I'll have a new book coming out before long with Cascade. It's a collection of short pieces: blog posts, pieces written for magazines and such, as well as a good deal of new material (including pieces on friendship, suicide, law, music, theology as comedy and tragedy, etc). So it's a collection of theological vignettes and improvisations, all of them exploring the intersection of theology and culture.

But there's a problem: some people are good at thinking of sexy book titles; I'm not one of those people. So can you help me come up with a catchy title? All I've got so far is a subtitle, Improvisations in Theology and Culture – I quite like this, though I'm happy to change it as well if you have a better idea.

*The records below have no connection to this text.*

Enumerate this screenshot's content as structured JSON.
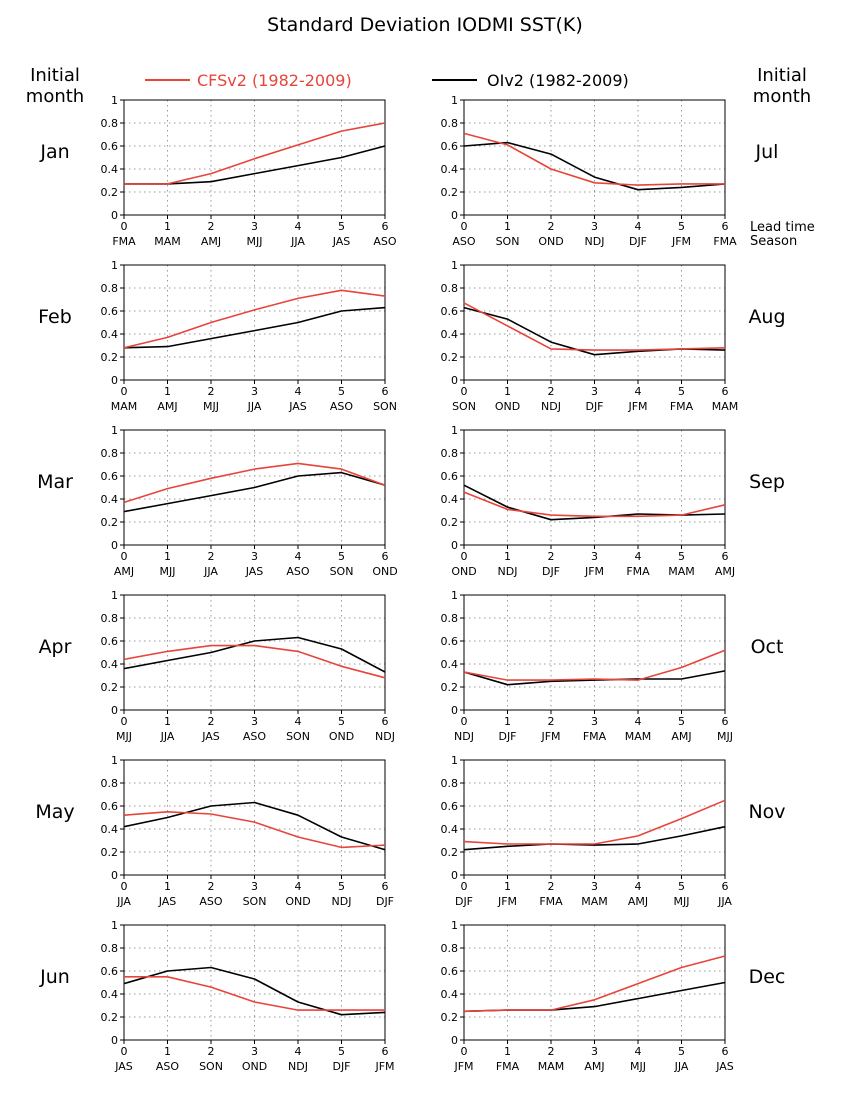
{
  "title": "Standard Deviation IODMI SST(K)",
  "left_header": [
    "Initial",
    "month"
  ],
  "right_header": [
    "Initial",
    "month"
  ],
  "lead_label": [
    "Lead time",
    "Season"
  ],
  "legend": [
    {
      "label": "CFSv2 (1982-2009)",
      "color": "#e8443a"
    },
    {
      "label": "OIv2 (1982-2009)",
      "color": "#000000"
    }
  ],
  "chart_data": [
    {
      "type": "line",
      "initial_month": "Jan",
      "x": [
        0,
        1,
        2,
        3,
        4,
        5,
        6
      ],
      "seasons": [
        "FMA",
        "MAM",
        "AMJ",
        "MJJ",
        "JJA",
        "JAS",
        "ASO"
      ],
      "ylim": [
        0,
        1
      ],
      "yticks": [
        0,
        0.2,
        0.4,
        0.6,
        0.8,
        1
      ],
      "series": [
        {
          "name": "CFSv2 (1982-2009)",
          "values": [
            0.27,
            0.27,
            0.36,
            0.49,
            0.61,
            0.73,
            0.8
          ]
        },
        {
          "name": "OIv2 (1982-2009)",
          "values": [
            0.27,
            0.27,
            0.29,
            0.36,
            0.43,
            0.5,
            0.6
          ]
        }
      ]
    },
    {
      "type": "line",
      "initial_month": "Jul",
      "x": [
        0,
        1,
        2,
        3,
        4,
        5,
        6
      ],
      "seasons": [
        "ASO",
        "SON",
        "OND",
        "NDJ",
        "DJF",
        "JFM",
        "FMA"
      ],
      "ylim": [
        0,
        1
      ],
      "yticks": [
        0,
        0.2,
        0.4,
        0.6,
        0.8,
        1
      ],
      "series": [
        {
          "name": "CFSv2 (1982-2009)",
          "values": [
            0.71,
            0.61,
            0.4,
            0.28,
            0.26,
            0.27,
            0.27
          ]
        },
        {
          "name": "OIv2 (1982-2009)",
          "values": [
            0.6,
            0.63,
            0.53,
            0.33,
            0.22,
            0.24,
            0.27
          ]
        }
      ]
    },
    {
      "type": "line",
      "initial_month": "Feb",
      "x": [
        0,
        1,
        2,
        3,
        4,
        5,
        6
      ],
      "seasons": [
        "MAM",
        "AMJ",
        "MJJ",
        "JJA",
        "JAS",
        "ASO",
        "SON"
      ],
      "ylim": [
        0,
        1
      ],
      "yticks": [
        0,
        0.2,
        0.4,
        0.6,
        0.8,
        1
      ],
      "series": [
        {
          "name": "CFSv2 (1982-2009)",
          "values": [
            0.28,
            0.37,
            0.5,
            0.61,
            0.71,
            0.78,
            0.73
          ]
        },
        {
          "name": "OIv2 (1982-2009)",
          "values": [
            0.28,
            0.29,
            0.36,
            0.43,
            0.5,
            0.6,
            0.63
          ]
        }
      ]
    },
    {
      "type": "line",
      "initial_month": "Aug",
      "x": [
        0,
        1,
        2,
        3,
        4,
        5,
        6
      ],
      "seasons": [
        "SON",
        "OND",
        "NDJ",
        "DJF",
        "JFM",
        "FMA",
        "MAM"
      ],
      "ylim": [
        0,
        1
      ],
      "yticks": [
        0,
        0.2,
        0.4,
        0.6,
        0.8,
        1
      ],
      "series": [
        {
          "name": "CFSv2 (1982-2009)",
          "values": [
            0.67,
            0.47,
            0.27,
            0.26,
            0.26,
            0.27,
            0.28
          ]
        },
        {
          "name": "OIv2 (1982-2009)",
          "values": [
            0.63,
            0.53,
            0.33,
            0.22,
            0.25,
            0.27,
            0.26
          ]
        }
      ]
    },
    {
      "type": "line",
      "initial_month": "Mar",
      "x": [
        0,
        1,
        2,
        3,
        4,
        5,
        6
      ],
      "seasons": [
        "AMJ",
        "MJJ",
        "JJA",
        "JAS",
        "ASO",
        "SON",
        "OND"
      ],
      "ylim": [
        0,
        1
      ],
      "yticks": [
        0,
        0.2,
        0.4,
        0.6,
        0.8,
        1
      ],
      "series": [
        {
          "name": "CFSv2 (1982-2009)",
          "values": [
            0.37,
            0.49,
            0.58,
            0.66,
            0.71,
            0.66,
            0.52
          ]
        },
        {
          "name": "OIv2 (1982-2009)",
          "values": [
            0.29,
            0.36,
            0.43,
            0.5,
            0.6,
            0.63,
            0.52
          ]
        }
      ]
    },
    {
      "type": "line",
      "initial_month": "Sep",
      "x": [
        0,
        1,
        2,
        3,
        4,
        5,
        6
      ],
      "seasons": [
        "OND",
        "NDJ",
        "DJF",
        "JFM",
        "FMA",
        "MAM",
        "AMJ"
      ],
      "ylim": [
        0,
        1
      ],
      "yticks": [
        0,
        0.2,
        0.4,
        0.6,
        0.8,
        1
      ],
      "series": [
        {
          "name": "CFSv2 (1982-2009)",
          "values": [
            0.46,
            0.31,
            0.26,
            0.25,
            0.25,
            0.26,
            0.35
          ]
        },
        {
          "name": "OIv2 (1982-2009)",
          "values": [
            0.52,
            0.33,
            0.22,
            0.24,
            0.27,
            0.26,
            0.27
          ]
        }
      ]
    },
    {
      "type": "line",
      "initial_month": "Apr",
      "x": [
        0,
        1,
        2,
        3,
        4,
        5,
        6
      ],
      "seasons": [
        "MJJ",
        "JJA",
        "JAS",
        "ASO",
        "SON",
        "OND",
        "NDJ"
      ],
      "ylim": [
        0,
        1
      ],
      "yticks": [
        0,
        0.2,
        0.4,
        0.6,
        0.8,
        1
      ],
      "series": [
        {
          "name": "CFSv2 (1982-2009)",
          "values": [
            0.44,
            0.51,
            0.56,
            0.56,
            0.51,
            0.38,
            0.28
          ]
        },
        {
          "name": "OIv2 (1982-2009)",
          "values": [
            0.36,
            0.43,
            0.5,
            0.6,
            0.63,
            0.53,
            0.33
          ]
        }
      ]
    },
    {
      "type": "line",
      "initial_month": "Oct",
      "x": [
        0,
        1,
        2,
        3,
        4,
        5,
        6
      ],
      "seasons": [
        "NDJ",
        "DJF",
        "JFM",
        "FMA",
        "MAM",
        "AMJ",
        "MJJ"
      ],
      "ylim": [
        0,
        1
      ],
      "yticks": [
        0,
        0.2,
        0.4,
        0.6,
        0.8,
        1
      ],
      "series": [
        {
          "name": "CFSv2 (1982-2009)",
          "values": [
            0.33,
            0.26,
            0.26,
            0.27,
            0.26,
            0.37,
            0.52
          ]
        },
        {
          "name": "OIv2 (1982-2009)",
          "values": [
            0.33,
            0.22,
            0.25,
            0.26,
            0.27,
            0.27,
            0.34
          ]
        }
      ]
    },
    {
      "type": "line",
      "initial_month": "May",
      "x": [
        0,
        1,
        2,
        3,
        4,
        5,
        6
      ],
      "seasons": [
        "JJA",
        "JAS",
        "ASO",
        "SON",
        "OND",
        "NDJ",
        "DJF"
      ],
      "ylim": [
        0,
        1
      ],
      "yticks": [
        0,
        0.2,
        0.4,
        0.6,
        0.8,
        1
      ],
      "series": [
        {
          "name": "CFSv2 (1982-2009)",
          "values": [
            0.52,
            0.55,
            0.53,
            0.46,
            0.33,
            0.24,
            0.26
          ]
        },
        {
          "name": "OIv2 (1982-2009)",
          "values": [
            0.42,
            0.5,
            0.6,
            0.63,
            0.52,
            0.33,
            0.22
          ]
        }
      ]
    },
    {
      "type": "line",
      "initial_month": "Nov",
      "x": [
        0,
        1,
        2,
        3,
        4,
        5,
        6
      ],
      "seasons": [
        "DJF",
        "JFM",
        "FMA",
        "MAM",
        "AMJ",
        "MJJ",
        "JJA"
      ],
      "ylim": [
        0,
        1
      ],
      "yticks": [
        0,
        0.2,
        0.4,
        0.6,
        0.8,
        1
      ],
      "series": [
        {
          "name": "CFSv2 (1982-2009)",
          "values": [
            0.29,
            0.27,
            0.27,
            0.27,
            0.34,
            0.49,
            0.65
          ]
        },
        {
          "name": "OIv2 (1982-2009)",
          "values": [
            0.22,
            0.25,
            0.27,
            0.26,
            0.27,
            0.34,
            0.42
          ]
        }
      ]
    },
    {
      "type": "line",
      "initial_month": "Jun",
      "x": [
        0,
        1,
        2,
        3,
        4,
        5,
        6
      ],
      "seasons": [
        "JAS",
        "ASO",
        "SON",
        "OND",
        "NDJ",
        "DJF",
        "JFM"
      ],
      "ylim": [
        0,
        1
      ],
      "yticks": [
        0,
        0.2,
        0.4,
        0.6,
        0.8,
        1
      ],
      "series": [
        {
          "name": "CFSv2 (1982-2009)",
          "values": [
            0.55,
            0.55,
            0.46,
            0.33,
            0.26,
            0.26,
            0.26
          ]
        },
        {
          "name": "OIv2 (1982-2009)",
          "values": [
            0.49,
            0.6,
            0.63,
            0.53,
            0.33,
            0.22,
            0.24
          ]
        }
      ]
    },
    {
      "type": "line",
      "initial_month": "Dec",
      "x": [
        0,
        1,
        2,
        3,
        4,
        5,
        6
      ],
      "seasons": [
        "JFM",
        "FMA",
        "MAM",
        "AMJ",
        "MJJ",
        "JJA",
        "JAS"
      ],
      "ylim": [
        0,
        1
      ],
      "yticks": [
        0,
        0.2,
        0.4,
        0.6,
        0.8,
        1
      ],
      "series": [
        {
          "name": "CFSv2 (1982-2009)",
          "values": [
            0.25,
            0.26,
            0.26,
            0.35,
            0.49,
            0.63,
            0.73
          ]
        },
        {
          "name": "OIv2 (1982-2009)",
          "values": [
            0.25,
            0.26,
            0.26,
            0.29,
            0.36,
            0.43,
            0.5
          ]
        }
      ]
    }
  ]
}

Please leave your suggestions in the comments – the winning title will be immortalised on the cover of the book. And as a token of thanks, I'll also send you a copy of the book, plus a $20 Amazon voucher (so that you can buy something better to read).

Thanks for your help!

Wednesday 3 March 2010

A note on unwritten books

When life becomes a thicket of writing deadlines and commitments, I tend to escape into daydreams about the books that I would like to write one day. Just as a married person might dream of an affair, so writers find solace from their immediate duties by indulging in the subversive fantasy of other writing projects. (And the irony is equally cruel in both cases: as the mistress is destined to become another wife, so the fantasised writing project will be satisfied only when – triumphantly – it becomes merely another deadline.)

So anyway, here are a few of the books that I've been dreaming of writing:

  • An extended essay on the ethics of friendship. (I've been planning this one for quite some time, and I'm hoping to start writing it by the end of the year.)
  • A book on prayer, where each chapter is a meditation on one of George Herbert's poems. (If I'm ever asked to give a series of talks on prayer, I'll use that as my opportunity.)
  • A book on Melville's Moby Dick as the great anti-theodicy, Nature's shattering reply to Paradise Lost. (Frankly, it baffles me that more theologians have not written on Moby Dick – though Catherine Keller is an outstanding exception.)
Of course, these are not the only writing projects ruminating in my mischievous head. But some fantasies – again marriage is the analogy – are best kept secret.

Tuesday 2 March 2010

A handshake of carbon monoxide

OK, while you ponder this awesome album cover, let me draw your attention to a couple of first-rate posts:

  • Graham Harman has a blisteringly good post on "the most overrated philosopher of all time". I found his logic terrifying and compelling – and his post generated a storm of responses around the blogosphere. I can hardly bear the thought of what might happen if you used this logic to identify the most overrated theologian of all time! (Please, don't ever mention this again.)
  • Meanwhile, Bruce Hamill has broken up with his boyfriend – that is, with Jesus. He writes very perceptively about the experience of having Jesus as an eroticised "invisible friend" – a "relationship" that can be maintained only through the laborious exercise of all manner of psychological and spiritual techniques. Personally, I'm very grateful for my Pentecostal background, but it left me with a painful awareness of the narcissistic dysfunction of this kind of "relationship" with Jesus. Bruce's account should remind us that the only Jesus we want anything to do with is the Jesus narrated in the Gospels – not Jesus the friendly poltergeist (as Robert Jenson once put it), but the crucified and risen one who summons us to discipleship.

Monday 1 March 2010

The trouble with ANZAC day

Today I had my first class of the year – a first-year introduction to systematic theology. We kicked off with the Apostles’ Creed, an African version of the creed, and the Barmen Declaration. When we were looking at the class schedule, one of the students observed that the Week 7 lecture on the Holy Spirit would have to be cancelled, since it falls on the ANZAC Day holiday. (ANZAC Day is one of Australia’s most popular public holidays, commemorating the nation’s military history – it’s undoubtedly Australia’s most authentically “religious” holiday: people gather at dawn for quasi-religious military services of remembrance.)

I replied that it’s entirely fitting that the Holy Spirit should be displaced by ANZAC Day.